Responsabilité partagée

Après expertise et débats, le tribunal conclut à une responsabilité partagée entre le vendeur, le géomètre et le notaire qui a établi l'acte de vente.

  • Le tribunal conclut que le géomètre n'a pas effectué toutes les recherches nécessaires et qu'il a commis une faute en se basant exclusivement sur l'alignement. Selon le tribunal, compte tenu de la situation de l'alignement existant, il aurait dû au minimum envisager la possibilité que les autorités aient déjà exproprié ou acheté cette bande de terrain au préalable pour réaliser l'alignement. Il aurait dû effectuer des vérifications plus approfondies et ne pas partir du principe que les bandes qu'il a mesurées devaient encore être expropriées.
  • Le notaire est également responsable. Bien qu'il ne doive pas refaire le travail du géomètre, il doit cependant contrôler le statut de propriété des bandes de terrain. Contrairement au géomètre, il savait – ou aurait dû savoir – que les bandes concernées avaient déjà été expropriées et il aurait dû en informer le géomètre. En d'autres termes, le notaire n'a pas agi comme l'aurait fait un notaire normalement prudent et diligent dans les mêmes circonstances.
  • Bien qu'ils n'aient commis aucune faute, les vendeurs ont aussi une responsabilité à l'égard des acheteurs. Étant donné qu'il y a eu vente de la chose d'autrui, les acheteurs peuvent légitimement exiger la nullité du contrat de vente à concurrence de la bande de terrain longeant la rue et réclamer des dommages-intérêts aux vendeurs. Les vendeurs sont également objectivement responsables des conséquences de la nullité de la vente de la chose d'autrui.

L'action en nullité

Étant donné que la vente des bandes de terrain a été déclarée nulle, ce contrat est réputé n'ayant jamais été conclu. Cela oblige donc aussi les parties à restituer intégralement les prestations qu'elles ont chacune effectué pour le cocontractant. En d'autres termes, les acheteurs ont droit au remboursement du prix d'achat + des frais d'acte pour ces parties de terrain. Le dédommagement pour l'entretien et l'aménagement de ces zones de terrain n'est pas accordé, vu qu'aucun travail d'aménagement n'a été réalisé et qu'aucun dommage ne peut donc être démontré.

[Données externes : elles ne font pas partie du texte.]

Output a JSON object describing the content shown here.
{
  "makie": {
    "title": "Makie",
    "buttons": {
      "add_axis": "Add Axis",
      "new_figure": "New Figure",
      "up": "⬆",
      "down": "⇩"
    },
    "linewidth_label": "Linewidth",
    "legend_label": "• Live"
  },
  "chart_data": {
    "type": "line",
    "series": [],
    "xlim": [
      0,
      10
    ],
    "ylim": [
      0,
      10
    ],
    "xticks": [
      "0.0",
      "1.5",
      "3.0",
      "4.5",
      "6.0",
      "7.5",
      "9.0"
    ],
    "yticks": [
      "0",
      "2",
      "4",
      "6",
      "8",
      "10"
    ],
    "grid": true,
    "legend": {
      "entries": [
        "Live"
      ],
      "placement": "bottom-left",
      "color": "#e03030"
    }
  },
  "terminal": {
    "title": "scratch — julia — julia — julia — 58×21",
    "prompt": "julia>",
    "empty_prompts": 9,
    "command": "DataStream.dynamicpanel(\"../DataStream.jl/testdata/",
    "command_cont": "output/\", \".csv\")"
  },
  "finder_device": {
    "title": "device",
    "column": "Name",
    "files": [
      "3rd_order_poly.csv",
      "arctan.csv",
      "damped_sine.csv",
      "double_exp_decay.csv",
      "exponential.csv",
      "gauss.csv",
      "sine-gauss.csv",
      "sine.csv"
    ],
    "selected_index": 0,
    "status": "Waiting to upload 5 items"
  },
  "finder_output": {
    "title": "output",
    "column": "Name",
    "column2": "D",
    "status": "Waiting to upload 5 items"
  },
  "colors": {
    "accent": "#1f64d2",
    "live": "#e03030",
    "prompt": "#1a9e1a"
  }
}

Bien que les trois parties responsables à l'égard des acheteurs soient tenues in solidum au remboursement de cette somme, dans la relation réciproque entre les parties responsables, seul le vendeur est tenu au remboursement du montant indûment perçu. Le tribunal conclut qu'il n'existe aucun lien de causalité entre, d'une part, la faute du géomètre et du notaire et, d'autre part, le prix d'achat à rembourser. Seuls les frais d'acte pour ces zones de terrain sont à la charge du géomètre et du notaire qui ont commis une faute vis-à-vis du vendeur ; ils sont donc seuls tenus au paiement de ces frais.

CONCLUSION

Une erreur de mesurage ne conduit pas nécessairement à une responsabilité imputable à 100% au géomètre. Il faut toujours examiner les circonstances spécifiques et vérifier si la faute commise a effectivement causé un dommage. Ensuite, il convient d'établir si d'autres parties auraient éventuellement pu détecter, éviter ou contribuer à la faute ; dans l'affirmative, il s'agit d'une responsabilité partagée et non exclusive. Ce n'est pas parce que le géomètre effectue le mesurage que les autres parties ne doivent pas se comporter en bon père de famille, voire traiter cette information avec prudence et repérer certaines erreurs visuellement évidentes. Enfin, il est important que le cocontractant fournisse l'information nécessaire et correcte pour permettre au géomètre d'effectuer correctement sa tâche.